Ainsi, l’offre d’achat formée par Madame [I] [E] et Monsieur [S] [N] est devenue caduque du seul fait de l’écoulement du temps, de sorte que la demande principale formée par Madame [W] [D] et Madame [H] [D] est devenue sans objet.
Enfin, en troisième et dernier lieu, les demanderesses ne justifient pas du montant des charges induits par le maintien dans l’indivision du bien immobilier en cause. À l’inverse, les parties s’accordent sur le fait que l’indivision présente un solde positif de 11.000 euros et qu’une vente a été conclue pour un autre bien immobilier indivis situé au Maroc. Dans ces conditions, il n’est pas justifié d’un défaut de liquidités de l’indivision.

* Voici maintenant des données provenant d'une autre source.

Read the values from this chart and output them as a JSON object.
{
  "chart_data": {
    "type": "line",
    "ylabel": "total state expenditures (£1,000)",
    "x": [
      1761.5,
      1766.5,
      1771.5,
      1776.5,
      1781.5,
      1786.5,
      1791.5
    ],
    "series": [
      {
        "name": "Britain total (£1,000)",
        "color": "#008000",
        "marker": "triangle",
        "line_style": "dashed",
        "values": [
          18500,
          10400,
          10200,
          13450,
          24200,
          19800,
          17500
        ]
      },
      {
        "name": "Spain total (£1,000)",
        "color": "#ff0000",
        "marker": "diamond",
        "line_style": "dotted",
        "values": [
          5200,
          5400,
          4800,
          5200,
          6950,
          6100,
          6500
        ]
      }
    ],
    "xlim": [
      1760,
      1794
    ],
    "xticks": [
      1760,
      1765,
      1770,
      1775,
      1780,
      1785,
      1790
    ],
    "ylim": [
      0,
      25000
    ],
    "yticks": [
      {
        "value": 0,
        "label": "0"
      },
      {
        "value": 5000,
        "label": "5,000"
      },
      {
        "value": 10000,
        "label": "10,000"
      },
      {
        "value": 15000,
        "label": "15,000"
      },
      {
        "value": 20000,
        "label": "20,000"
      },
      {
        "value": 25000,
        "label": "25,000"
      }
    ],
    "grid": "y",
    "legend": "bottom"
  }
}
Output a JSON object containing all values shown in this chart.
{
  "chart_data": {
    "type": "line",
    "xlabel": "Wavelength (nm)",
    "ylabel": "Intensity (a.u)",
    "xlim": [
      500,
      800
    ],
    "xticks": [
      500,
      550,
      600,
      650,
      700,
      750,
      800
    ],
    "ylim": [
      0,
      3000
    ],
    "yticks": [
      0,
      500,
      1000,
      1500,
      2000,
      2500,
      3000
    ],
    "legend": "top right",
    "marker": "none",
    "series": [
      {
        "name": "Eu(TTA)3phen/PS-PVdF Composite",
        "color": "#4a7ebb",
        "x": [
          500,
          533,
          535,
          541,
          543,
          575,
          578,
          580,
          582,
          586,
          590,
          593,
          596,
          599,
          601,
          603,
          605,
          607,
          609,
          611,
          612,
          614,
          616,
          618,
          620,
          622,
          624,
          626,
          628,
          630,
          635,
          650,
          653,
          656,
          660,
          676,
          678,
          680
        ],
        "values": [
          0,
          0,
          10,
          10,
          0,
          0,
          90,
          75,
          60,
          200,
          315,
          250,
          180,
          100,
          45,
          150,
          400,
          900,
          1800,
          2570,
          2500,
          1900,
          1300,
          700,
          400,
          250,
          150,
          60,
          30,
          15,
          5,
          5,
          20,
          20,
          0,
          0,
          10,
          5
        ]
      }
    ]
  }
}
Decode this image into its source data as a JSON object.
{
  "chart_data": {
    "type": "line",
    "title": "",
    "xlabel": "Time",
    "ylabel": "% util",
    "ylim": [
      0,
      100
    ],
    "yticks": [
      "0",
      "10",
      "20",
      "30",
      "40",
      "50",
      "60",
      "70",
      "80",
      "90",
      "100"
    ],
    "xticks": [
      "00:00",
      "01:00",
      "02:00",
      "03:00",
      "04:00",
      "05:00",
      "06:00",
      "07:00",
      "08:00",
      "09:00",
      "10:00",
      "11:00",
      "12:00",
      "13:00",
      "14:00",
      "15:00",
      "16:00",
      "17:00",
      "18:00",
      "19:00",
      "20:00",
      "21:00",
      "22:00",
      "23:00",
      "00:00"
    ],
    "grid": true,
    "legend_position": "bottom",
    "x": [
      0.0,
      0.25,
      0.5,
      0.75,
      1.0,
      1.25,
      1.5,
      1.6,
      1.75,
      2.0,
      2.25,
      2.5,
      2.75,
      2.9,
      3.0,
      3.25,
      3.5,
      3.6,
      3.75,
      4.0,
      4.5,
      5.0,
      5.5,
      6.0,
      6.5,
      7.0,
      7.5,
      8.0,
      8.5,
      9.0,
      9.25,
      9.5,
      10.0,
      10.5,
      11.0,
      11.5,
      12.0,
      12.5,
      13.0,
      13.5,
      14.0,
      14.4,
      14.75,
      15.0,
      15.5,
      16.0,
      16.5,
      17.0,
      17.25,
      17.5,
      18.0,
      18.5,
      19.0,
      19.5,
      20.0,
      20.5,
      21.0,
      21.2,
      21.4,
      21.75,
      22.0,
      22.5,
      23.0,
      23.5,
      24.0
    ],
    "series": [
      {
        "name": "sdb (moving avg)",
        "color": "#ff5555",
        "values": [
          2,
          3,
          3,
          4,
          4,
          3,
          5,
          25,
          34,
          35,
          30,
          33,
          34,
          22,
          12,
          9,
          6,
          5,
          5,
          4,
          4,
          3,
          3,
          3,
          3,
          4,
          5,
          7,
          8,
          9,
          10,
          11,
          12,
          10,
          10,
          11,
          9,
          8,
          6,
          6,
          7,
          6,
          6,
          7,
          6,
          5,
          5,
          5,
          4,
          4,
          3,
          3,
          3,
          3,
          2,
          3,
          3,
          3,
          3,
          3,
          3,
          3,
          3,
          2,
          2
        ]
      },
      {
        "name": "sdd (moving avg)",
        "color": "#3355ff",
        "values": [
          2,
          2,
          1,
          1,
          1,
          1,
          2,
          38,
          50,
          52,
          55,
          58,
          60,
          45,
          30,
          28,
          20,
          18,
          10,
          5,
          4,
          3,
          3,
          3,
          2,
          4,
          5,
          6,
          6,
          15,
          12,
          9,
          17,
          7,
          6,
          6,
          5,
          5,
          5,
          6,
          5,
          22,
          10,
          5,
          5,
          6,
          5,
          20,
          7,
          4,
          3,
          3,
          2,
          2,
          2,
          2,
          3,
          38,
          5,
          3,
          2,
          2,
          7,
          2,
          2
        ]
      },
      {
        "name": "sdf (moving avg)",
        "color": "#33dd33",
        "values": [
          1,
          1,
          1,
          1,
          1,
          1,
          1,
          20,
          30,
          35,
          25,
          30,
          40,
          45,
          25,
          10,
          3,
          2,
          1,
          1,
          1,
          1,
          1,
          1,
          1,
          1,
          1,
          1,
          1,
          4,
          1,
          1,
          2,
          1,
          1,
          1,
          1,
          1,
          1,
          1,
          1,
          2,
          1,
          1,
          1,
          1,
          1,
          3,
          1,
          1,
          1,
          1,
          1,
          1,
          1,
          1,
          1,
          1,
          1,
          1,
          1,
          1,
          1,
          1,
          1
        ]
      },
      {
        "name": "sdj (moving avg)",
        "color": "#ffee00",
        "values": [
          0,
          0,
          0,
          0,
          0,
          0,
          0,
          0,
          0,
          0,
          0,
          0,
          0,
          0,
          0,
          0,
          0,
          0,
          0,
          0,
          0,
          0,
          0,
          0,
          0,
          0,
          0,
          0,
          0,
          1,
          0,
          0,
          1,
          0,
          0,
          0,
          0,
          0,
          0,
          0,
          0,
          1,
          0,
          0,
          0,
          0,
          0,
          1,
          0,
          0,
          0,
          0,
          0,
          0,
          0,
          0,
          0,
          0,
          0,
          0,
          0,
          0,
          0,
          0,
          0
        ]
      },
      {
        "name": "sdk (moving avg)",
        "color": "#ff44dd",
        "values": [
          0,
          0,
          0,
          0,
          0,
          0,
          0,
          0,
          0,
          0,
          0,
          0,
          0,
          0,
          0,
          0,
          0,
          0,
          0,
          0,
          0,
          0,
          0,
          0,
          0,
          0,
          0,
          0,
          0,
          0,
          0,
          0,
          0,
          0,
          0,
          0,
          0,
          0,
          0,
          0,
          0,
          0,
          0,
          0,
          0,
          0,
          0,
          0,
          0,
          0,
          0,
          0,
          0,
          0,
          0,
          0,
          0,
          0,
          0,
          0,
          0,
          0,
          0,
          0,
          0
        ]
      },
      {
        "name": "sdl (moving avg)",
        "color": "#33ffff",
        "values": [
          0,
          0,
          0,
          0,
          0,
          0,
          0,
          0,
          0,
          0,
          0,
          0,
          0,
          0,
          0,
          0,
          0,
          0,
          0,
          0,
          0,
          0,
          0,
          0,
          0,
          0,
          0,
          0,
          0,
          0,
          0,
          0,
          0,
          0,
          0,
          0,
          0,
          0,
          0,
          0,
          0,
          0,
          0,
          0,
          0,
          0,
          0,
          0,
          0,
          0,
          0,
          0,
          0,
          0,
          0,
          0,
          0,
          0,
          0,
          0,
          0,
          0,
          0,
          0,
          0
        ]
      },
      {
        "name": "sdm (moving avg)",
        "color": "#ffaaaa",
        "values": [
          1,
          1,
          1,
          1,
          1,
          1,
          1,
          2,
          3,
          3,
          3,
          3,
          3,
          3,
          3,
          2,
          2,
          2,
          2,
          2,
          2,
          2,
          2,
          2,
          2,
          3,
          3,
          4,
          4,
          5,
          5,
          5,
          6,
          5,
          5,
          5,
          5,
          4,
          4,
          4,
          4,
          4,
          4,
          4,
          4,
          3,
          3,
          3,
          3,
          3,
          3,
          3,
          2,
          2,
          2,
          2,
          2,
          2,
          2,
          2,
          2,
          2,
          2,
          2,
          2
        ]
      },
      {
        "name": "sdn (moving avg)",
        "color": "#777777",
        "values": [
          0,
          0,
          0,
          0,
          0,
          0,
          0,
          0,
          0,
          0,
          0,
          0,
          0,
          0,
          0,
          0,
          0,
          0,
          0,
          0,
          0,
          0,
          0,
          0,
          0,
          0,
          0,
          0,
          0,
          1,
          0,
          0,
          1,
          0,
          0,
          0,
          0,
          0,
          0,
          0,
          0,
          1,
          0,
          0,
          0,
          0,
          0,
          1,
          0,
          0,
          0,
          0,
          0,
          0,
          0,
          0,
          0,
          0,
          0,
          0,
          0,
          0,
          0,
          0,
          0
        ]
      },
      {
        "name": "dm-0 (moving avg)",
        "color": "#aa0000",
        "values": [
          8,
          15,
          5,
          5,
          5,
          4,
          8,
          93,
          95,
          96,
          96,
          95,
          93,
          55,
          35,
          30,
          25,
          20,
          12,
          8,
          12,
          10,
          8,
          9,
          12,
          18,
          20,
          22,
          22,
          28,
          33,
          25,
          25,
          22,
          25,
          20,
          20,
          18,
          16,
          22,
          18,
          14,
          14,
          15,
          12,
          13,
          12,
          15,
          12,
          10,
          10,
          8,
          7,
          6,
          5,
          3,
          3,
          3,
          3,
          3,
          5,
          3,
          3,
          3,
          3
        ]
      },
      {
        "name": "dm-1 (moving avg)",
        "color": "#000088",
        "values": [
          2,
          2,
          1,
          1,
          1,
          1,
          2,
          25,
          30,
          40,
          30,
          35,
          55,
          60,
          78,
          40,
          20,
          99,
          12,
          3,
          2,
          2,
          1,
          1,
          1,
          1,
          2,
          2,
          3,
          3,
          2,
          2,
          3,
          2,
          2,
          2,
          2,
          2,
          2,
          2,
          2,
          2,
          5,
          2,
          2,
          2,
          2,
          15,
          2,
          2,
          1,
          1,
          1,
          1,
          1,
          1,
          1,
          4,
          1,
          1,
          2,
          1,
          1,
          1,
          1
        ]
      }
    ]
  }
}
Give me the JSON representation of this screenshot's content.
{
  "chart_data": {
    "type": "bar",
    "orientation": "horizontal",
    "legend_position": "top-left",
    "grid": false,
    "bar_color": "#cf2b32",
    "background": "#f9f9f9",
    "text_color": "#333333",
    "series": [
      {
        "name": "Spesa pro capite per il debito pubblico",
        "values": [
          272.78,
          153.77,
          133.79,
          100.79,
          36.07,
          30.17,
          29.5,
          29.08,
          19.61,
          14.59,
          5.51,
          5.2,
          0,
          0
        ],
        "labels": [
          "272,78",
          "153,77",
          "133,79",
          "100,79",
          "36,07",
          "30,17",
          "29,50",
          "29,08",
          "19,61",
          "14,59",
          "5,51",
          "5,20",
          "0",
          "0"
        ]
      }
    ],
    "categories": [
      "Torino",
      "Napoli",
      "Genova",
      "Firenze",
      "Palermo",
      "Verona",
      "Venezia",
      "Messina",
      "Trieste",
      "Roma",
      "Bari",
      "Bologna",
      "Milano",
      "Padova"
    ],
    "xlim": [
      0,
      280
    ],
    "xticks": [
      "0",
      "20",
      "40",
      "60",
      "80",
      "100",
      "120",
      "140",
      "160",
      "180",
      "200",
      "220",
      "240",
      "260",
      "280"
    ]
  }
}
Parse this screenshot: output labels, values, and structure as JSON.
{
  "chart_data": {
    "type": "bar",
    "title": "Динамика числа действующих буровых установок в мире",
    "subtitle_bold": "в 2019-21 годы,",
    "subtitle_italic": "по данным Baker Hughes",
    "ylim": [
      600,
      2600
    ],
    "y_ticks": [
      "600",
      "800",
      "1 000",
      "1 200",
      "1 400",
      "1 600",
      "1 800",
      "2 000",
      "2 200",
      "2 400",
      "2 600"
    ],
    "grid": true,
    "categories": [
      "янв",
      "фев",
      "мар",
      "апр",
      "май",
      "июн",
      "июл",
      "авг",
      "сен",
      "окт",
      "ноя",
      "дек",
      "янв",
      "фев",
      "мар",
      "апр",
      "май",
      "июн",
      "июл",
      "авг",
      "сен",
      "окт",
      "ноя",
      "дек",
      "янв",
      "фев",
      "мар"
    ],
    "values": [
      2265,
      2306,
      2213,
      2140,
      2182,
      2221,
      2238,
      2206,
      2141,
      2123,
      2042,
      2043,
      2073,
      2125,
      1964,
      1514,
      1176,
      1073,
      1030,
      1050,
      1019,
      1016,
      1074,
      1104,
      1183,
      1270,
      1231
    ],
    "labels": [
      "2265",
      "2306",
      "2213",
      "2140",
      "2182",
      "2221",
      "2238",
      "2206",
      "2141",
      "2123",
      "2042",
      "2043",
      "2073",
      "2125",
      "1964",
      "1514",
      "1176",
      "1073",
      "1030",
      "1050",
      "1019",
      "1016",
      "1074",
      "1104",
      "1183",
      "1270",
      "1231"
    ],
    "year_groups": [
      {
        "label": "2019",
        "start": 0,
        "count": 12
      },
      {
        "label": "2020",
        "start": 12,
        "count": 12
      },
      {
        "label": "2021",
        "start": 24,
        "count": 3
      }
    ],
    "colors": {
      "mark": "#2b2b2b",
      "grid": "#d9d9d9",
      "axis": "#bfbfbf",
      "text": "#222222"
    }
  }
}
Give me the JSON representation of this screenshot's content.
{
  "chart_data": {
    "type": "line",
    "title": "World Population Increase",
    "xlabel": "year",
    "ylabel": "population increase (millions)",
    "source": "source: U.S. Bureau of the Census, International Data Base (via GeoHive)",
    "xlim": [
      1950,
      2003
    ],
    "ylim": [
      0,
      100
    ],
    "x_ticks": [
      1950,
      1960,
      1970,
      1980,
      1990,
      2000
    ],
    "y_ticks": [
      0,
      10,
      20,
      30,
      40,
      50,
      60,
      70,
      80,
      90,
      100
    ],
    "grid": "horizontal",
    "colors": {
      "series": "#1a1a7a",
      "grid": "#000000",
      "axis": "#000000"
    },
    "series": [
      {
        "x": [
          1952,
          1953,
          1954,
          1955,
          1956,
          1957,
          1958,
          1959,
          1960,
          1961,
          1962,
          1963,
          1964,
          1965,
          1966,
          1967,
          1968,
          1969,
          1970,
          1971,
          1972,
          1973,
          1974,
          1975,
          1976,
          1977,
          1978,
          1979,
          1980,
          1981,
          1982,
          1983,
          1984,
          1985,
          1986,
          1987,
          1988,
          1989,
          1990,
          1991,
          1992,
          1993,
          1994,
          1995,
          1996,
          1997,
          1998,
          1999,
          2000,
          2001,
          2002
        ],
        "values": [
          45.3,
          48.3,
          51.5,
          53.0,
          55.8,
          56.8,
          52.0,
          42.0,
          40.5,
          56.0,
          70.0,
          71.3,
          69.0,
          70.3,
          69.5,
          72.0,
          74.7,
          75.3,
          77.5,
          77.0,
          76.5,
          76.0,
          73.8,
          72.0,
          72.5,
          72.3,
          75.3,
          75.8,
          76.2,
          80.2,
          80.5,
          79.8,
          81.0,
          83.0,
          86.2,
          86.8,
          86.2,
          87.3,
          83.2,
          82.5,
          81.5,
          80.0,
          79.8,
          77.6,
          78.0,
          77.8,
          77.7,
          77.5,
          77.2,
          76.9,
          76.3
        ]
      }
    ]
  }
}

Dès lors, sans qu’il soit nécessaire de se prononcer sur la condition de l’intérêt commun prévue par les dispositions de l’article 815-6 du code civil, le tribunal constate que le défaut d’urgence fait obstacle à ce qu’il soit fait droit à la demande de pouvoir vendre seul le bien immobilier indivis situé au [Adresse 8], lieudit [Adresse 8].
Madame [W] [D] et Madame [H] [D] sont donc déboutées de leur demande correspondante.
Faute d’avoir été autorisées à procéder seules à la vente du bien immobilier indivis, Madame [W] [D] et Madame [H] [D] sont nécessairement déboutées de leur demande de séquestre des sommes issues de la conclusion de l’acte de vente.
II/ Sur les demandes accessoires
Les dépens seront supportés solidairement par Madame [W] [D] et Madame [H] [D].
Enfin, l’équité commande de débouter Madame [W] [D] et Madame [H] [D] de leur demande formée au titre de l’article 700 du code de procédure civile et, réciproquement, de les condamner à payer à Madame [J] [D] la somme de 2.000 euros sur ce même fondement.
Conformément à l’article 514 du code de procédure civile, les décisions de première instance sont de droit exécutoires à titre provisoire.
PAR CES MOTIFS
Le Président, statuant publiquement, en procédure accélérée au fond par mise à disposition au greffe en application des articles 450 à 453 du code de procédure civile, les parties préalablement avisées, par jugement contradictoire et en premier ressort,
Déboute Madame [W] [D] et Madame [H] [D] de leur demande visant à être autorisées à vendre seules le bien " [Adresse 8] " sis [Adresse 8] à Madame [I] [E] et Monsieur [S] [N] à un prix de 580.000 euros, frais d’agence inclus, soit 551.000 euros hors frais d’agence, sans la signature de Madame [J] [D] ;
Déboute Madame [W] [D] et Madame [H] [D] de leur demande de séquestre du prix de vente du bien,
Condamne in solidum Madame [W] [D] et Madame [H] [D] à payer à Madame [J] [D] la somme de 2.000 euros au titre de l’article 700 du code de procédure civile ;
Condamne in solidum Madame [W] [D] et Madame [H] [D] aux dépens.